Al-Afghani, Muhammad Abduh dan Rasyid Ridha mengajak kepada persatuan dan
kebangkitan peran umat Islam, sedangkan Wahabi mengajak kepada perpecahan dan
kehancuran umat Islam.
Lalu dari
manakah munculnya istilah “Salafy”
untuk menggelari “orang yg mengklaim dirinya sebagai satu-satunya penerus
ajaran as-Salafu sh-Shâlih”, yakni
para Sahabat, Tâbi’în dan Tâbi’ Tâbi’în? Yang jelas bukan dari
Sahabat Nabi s.a.w. dan para Ulama Salaf terdahulu, hingga para imam ahli hadis
sekalipun.

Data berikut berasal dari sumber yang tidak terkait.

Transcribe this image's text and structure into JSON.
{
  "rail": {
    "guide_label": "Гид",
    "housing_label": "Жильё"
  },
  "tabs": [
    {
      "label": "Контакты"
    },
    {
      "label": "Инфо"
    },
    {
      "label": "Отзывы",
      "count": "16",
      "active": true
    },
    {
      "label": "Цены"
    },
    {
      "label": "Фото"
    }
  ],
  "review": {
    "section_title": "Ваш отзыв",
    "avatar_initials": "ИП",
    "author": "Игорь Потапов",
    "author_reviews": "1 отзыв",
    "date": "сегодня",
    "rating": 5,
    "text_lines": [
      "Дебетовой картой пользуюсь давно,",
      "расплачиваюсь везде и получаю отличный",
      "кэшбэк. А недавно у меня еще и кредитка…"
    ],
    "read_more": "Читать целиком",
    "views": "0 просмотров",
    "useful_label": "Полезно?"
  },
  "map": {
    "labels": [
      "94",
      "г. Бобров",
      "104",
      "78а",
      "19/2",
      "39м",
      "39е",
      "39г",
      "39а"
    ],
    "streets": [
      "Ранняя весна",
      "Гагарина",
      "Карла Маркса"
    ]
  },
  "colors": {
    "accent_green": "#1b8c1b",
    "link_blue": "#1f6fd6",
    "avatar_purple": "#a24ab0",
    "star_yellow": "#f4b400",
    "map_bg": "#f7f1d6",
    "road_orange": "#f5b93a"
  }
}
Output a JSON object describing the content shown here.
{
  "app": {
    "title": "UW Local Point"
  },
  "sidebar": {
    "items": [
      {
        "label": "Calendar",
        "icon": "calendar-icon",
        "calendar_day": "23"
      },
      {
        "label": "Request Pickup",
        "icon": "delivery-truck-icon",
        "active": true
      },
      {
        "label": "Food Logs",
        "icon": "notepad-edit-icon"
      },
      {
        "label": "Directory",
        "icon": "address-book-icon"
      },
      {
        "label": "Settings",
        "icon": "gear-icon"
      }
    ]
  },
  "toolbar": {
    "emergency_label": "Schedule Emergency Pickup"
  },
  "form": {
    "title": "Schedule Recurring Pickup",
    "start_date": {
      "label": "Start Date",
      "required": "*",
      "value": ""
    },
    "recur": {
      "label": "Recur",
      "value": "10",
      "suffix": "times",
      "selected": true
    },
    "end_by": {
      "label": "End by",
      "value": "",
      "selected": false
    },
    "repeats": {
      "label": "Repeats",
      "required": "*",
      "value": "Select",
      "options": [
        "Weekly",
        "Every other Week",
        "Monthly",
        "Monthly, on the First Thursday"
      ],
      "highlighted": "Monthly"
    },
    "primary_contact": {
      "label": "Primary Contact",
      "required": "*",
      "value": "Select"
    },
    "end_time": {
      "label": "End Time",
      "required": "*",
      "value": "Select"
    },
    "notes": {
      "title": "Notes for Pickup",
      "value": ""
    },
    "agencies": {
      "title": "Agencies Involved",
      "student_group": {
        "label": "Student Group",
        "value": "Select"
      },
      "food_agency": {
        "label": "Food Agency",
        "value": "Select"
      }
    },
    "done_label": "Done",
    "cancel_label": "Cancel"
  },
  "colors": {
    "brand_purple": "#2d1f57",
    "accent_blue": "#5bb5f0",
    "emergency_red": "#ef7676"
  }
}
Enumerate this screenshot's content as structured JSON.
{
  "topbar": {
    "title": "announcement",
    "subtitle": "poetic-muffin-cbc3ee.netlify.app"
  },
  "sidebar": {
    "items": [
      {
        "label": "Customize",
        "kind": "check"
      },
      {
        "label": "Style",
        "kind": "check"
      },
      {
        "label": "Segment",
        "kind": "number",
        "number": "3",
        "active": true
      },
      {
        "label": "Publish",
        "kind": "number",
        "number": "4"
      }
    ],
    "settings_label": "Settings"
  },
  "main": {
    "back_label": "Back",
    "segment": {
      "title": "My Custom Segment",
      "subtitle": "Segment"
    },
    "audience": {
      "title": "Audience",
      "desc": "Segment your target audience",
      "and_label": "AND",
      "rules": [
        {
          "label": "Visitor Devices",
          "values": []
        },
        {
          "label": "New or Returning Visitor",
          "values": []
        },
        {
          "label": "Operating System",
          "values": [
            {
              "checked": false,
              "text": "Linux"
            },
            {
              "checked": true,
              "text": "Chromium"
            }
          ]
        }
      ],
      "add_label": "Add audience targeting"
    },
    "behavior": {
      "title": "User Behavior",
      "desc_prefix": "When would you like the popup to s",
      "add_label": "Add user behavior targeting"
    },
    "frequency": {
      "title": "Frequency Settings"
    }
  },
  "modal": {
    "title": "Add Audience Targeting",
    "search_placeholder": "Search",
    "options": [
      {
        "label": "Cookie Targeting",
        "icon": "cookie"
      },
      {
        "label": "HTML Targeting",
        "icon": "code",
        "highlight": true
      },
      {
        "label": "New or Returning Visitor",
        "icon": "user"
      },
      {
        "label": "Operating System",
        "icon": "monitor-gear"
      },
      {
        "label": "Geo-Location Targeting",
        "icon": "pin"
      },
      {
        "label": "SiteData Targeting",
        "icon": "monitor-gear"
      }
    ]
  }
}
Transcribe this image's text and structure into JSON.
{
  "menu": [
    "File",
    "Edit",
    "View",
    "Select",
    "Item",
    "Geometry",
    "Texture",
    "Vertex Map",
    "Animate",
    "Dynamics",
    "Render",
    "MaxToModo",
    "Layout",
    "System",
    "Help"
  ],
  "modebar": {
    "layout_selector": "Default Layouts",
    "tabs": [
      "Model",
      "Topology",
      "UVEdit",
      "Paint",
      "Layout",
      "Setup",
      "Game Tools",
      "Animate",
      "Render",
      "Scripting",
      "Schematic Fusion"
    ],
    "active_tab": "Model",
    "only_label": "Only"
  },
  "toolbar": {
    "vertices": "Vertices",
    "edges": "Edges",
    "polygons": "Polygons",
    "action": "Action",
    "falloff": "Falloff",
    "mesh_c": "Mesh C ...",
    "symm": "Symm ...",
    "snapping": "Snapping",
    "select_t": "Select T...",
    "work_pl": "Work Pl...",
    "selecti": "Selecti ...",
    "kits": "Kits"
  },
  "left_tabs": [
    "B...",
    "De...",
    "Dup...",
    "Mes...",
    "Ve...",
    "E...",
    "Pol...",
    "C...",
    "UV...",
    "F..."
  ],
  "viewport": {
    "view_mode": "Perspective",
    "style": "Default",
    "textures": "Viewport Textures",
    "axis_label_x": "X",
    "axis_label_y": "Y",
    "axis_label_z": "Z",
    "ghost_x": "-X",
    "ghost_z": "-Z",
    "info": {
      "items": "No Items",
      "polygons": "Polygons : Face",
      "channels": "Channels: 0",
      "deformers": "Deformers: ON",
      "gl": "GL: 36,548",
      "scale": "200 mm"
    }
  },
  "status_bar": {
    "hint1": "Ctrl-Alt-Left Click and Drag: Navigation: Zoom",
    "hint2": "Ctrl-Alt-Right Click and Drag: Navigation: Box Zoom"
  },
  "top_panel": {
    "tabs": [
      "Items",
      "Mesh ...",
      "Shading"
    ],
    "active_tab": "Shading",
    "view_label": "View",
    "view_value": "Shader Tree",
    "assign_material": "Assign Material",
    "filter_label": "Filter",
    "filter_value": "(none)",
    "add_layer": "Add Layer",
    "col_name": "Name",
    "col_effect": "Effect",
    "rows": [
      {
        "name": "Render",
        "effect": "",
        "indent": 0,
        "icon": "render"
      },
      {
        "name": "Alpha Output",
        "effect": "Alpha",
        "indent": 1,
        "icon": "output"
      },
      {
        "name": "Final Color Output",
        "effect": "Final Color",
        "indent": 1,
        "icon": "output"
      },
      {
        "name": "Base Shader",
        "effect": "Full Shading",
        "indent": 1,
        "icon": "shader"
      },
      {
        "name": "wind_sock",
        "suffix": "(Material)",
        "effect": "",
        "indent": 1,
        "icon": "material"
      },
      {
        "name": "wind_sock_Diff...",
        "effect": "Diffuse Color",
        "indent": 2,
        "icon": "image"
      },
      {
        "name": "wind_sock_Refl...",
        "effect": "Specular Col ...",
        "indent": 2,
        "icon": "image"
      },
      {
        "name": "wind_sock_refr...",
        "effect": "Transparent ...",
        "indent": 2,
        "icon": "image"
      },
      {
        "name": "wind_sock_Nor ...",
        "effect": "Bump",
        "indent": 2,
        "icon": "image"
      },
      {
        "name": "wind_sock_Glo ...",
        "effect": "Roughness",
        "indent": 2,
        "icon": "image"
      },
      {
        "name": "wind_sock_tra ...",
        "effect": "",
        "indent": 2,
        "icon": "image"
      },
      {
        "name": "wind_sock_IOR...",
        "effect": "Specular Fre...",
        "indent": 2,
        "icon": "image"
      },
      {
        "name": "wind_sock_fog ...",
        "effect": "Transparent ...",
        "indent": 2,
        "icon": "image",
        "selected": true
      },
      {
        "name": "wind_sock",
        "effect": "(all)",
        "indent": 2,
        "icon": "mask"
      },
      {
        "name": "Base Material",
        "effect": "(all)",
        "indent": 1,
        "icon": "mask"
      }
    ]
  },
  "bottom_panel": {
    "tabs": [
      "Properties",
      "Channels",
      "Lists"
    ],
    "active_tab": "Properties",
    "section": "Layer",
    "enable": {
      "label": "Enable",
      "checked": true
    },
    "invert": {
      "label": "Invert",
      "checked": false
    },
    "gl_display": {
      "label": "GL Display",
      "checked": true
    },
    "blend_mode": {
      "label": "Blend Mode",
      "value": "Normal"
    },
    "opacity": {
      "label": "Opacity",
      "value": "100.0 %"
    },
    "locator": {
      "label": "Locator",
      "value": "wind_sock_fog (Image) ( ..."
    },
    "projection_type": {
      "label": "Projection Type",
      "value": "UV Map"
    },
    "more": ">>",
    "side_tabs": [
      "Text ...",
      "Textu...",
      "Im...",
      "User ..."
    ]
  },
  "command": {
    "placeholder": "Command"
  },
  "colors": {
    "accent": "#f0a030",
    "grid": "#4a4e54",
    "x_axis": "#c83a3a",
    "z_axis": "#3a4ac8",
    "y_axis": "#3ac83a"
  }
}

Melainkan Nashiruddin Albani-lah yang pertama kali mempopulerkan
istilah ini, sebagaimana terekam dalam sebuah dialognya antara Albani dengan
salah satu pengikutnya yaitu Abdul Halim Abu Syuqqah pada bulan Juli 1999 M/Rabiul
Akhir 1420 H.[14]
Seiring dengan
kelihaiannya dalam ‘mengaduk-aduk’ hadis, Albani sebagai pendatang baru di
ranah Wahabi, juga lihai dalam meracik nama baru untuk me-refresh dan meremajakan paham yang kian memiliki image negatif di dunia Islam itu. Dia
sangat berjasa bagi kelanjutan dakwah Salafi Wahabi dengan ide salafinya itu,
yang sebelumnya dikenal dengan nama Wahabi.
Pertanyaannya,
bukankah penggunaan istilah Salafi seperti itu juga adalah hal baru dalam agama
alias bid’ah, suatu kata yang selalu
mereka dengang-dengungkan dalam menghantam umat Islam? Apakah label bid’ah
hanya berlaku untuk selain mereka, sedangkan untuk mereka tidak?
3.
Sekilas tentang
Wahabi dan Pendirinya
Pendiri Wahabi, Ibnu Abdul Wahab (1703-1792 Masehi)
Sekte
Wahabiyah ini dinisbatkan kepada Muhammad ibnu Abdul Wahab ibnu Sulaiman
an-Najdi. Lahir tahun 1115 Hijriyah (1703 Masehi) dan wafat tahun 1206 Hijriyah
(1792 Masehi). Dia wafat di
usia sangat tua, dengan umur 91 tahun.
Belajar ilmu
agama dasar bermazhab Hanbali dari ayahnya yang juga seorang qhâdi (hakim).[15] Pernah mengaji kepada beberapa guru agama Mekkah
dan Madinah, seperti Syaikh Muhammad ibnu Sulaiman al-Kurdi, Syaikh Muhammad
Hayat as-Sindi, dan lainnya. Kemudian dia berangkat ke Bashrah, namun kembali
lagi karena ditolak menjadi murid.[16]
Pengetahuan
agamanya kurang memadai, karena dia belajar ilmu agama hanya dari segelintir
guru, termasuk ayahnya sendiri, dalam waktu yang sangat minim dan
terputus-putus. Kenyataan ini diakui beberapa ulama Wahabi, di antaranya Dr.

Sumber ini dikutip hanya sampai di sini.